Table of Contents Author Guidelines Submit a Manuscript
Journal of Sensors
Volume 2017, Article ID 3730913, 21 pages
https://doi.org/10.1155/2017/3730913
Research Article

Landslide Susceptibility Assessment Using Frequency Ratio Technique with Iterative Random Sampling

1Geo-Environmental Hazards & Quaternary Geology Research Center, Korea Institute of Geoscience and Mineral Resources (KIGAM), 124 Gwahang-no, Yuseong-gu, Daejeon 305-350, Republic of Korea
2Geological Research Center, Korea Institute of Geoscience and Mineral Resources (KIGAM), 124 Gwahang-no, Yuseong-gu, Daejeon 305-350, Republic of Korea
3Korea University of Science and Technology, 217 Gajeong-ro, Yuseong-gu, Daejeon 305-350, Republic of Korea
4Department of English Language and Literature, University of Seoul, 163 Seoulsiripdaero, Dongdaemun-gu, Seoul 02504, Republic of Korea

Correspondence should be addressed to Saro Lee; rk.er.magik@oraseel and Soo-Min Hong; rk.ca.sou@gnohmoos

Received 17 April 2017; Revised 5 July 2017; Accepted 12 July 2017; Published 6 September 2017

Academic Editor: Eduard Llobet

Copyright © 2017 Hyun-Joo Oh et al. This is an open access article distributed under the Creative Commons Attribution License, which permits unrestricted use, distribution, and reproduction in any medium, provided the original work is properly cited.

Abstract

This paper assesses the performance of the landslide susceptibility analysis using frequency ratio (FR) with an iterative random sampling. A pair of before-and-after digital aerial photographs with 50 cm spatial resolution was used to detect landslide occurrences in Yongin area, Korea.
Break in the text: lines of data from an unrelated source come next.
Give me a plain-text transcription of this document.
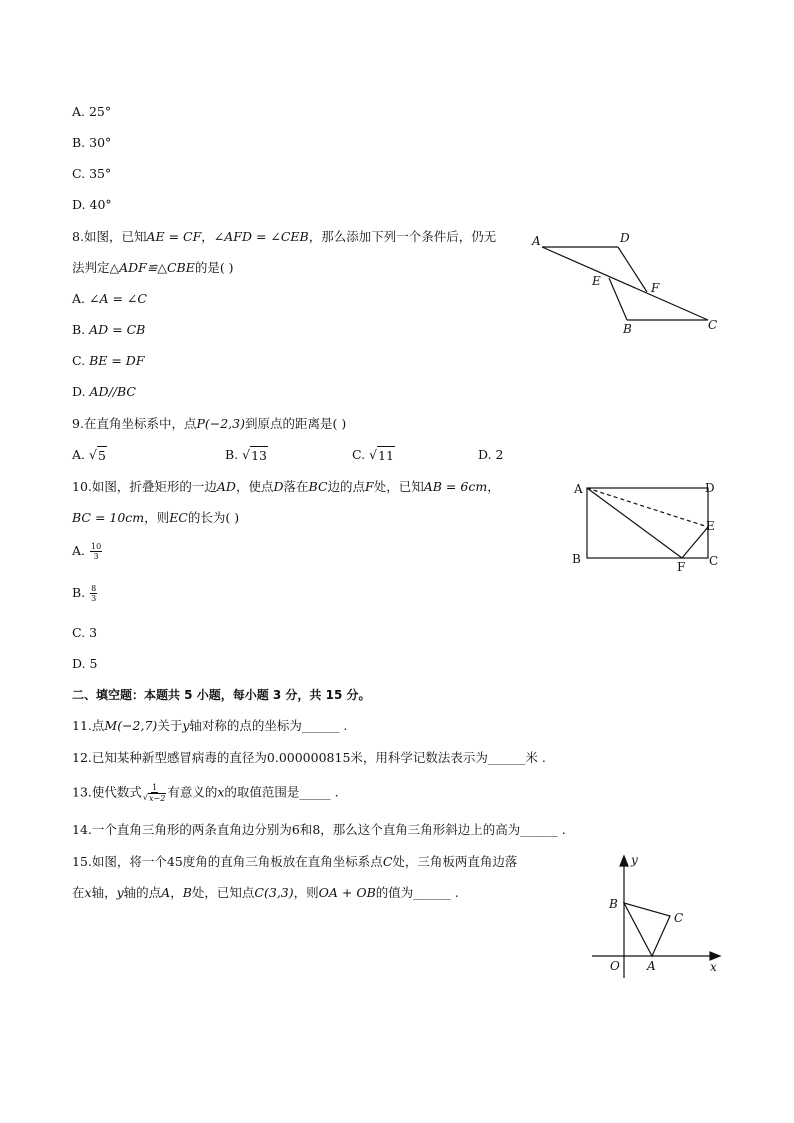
A. 25°
B. 30°
C. 35°
D. 40°
8.如图，已知AE = CF，∠AFD = ∠CEB，那么添加下列一个条件后，仍无
法判定△ADF≌△CBE的是( )
A. ∠A = ∠C
B. AD = CB
C. BE = DF
D. AD//BC
A	D
E	F
B	C
9.在直角坐标系中，点P(−2,3)到原点的距离是( )
A. √ 5	B. √ 13	C. √ 11	D. 2
10.如图，折叠矩形的一边AD，使点D落在BC边的点F处，已知AB = 6cm，
BC = 10cm，则EC的长为( )
A. $\frac{10}{3}$
B. $\frac{8}{3}$
C. 3
D. 5
A	D
E
B
F C
二、填空题：本题共 5 小题，每小题 3 分，共 15 分。
11.点M(−2,7)关于y轴对称的点的坐标为______ .
12.已知某种新型感冒病毒的直径为0.000000815米，用科学记数法表示为______米 .
13.使代数式 $\frac{1}{√ x-2}$ 有意义的x的取值范围是_____ .
14.一个直角三角形的两条直角边分别为6和8，那么这个直角三角形斜边上的高为______ .
15.如图，将一个45度角的直角三角板放在直角坐标系点C处，三角板两直角边落
在x轴，y轴的点A，B处，已知点C(3,3)，则OA + OB的值为______ .
y
x
O A
B
C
Iterative random sampling was run ten times in total and each time it was applied to the training and validation datasets. Thirteen landslide causative factors were derived from the topographic, soil, forest, and geological maps. The FR scores were calculated from the causative factors and training occurrences repeatedly ten times. The ten landslide susceptibility maps were obtained from the integration of causative factors that assigned FR scores. The landslide susceptibility maps were validated by using each validation dataset. The FR method achieved susceptibility accuracies from 89.48% to 93.21%. And the landslide susceptibility accuracy of the FR method is higher than 89%. Moreover, the ten times iterative FR modeling may contribute to a better understanding of a regularized relationship between the causative factors and landslide susceptibility. This makes it possible to incorporate knowledge-driven considerations of the causative factors into the landslide susceptibility analysis and also be extensively used to other areas.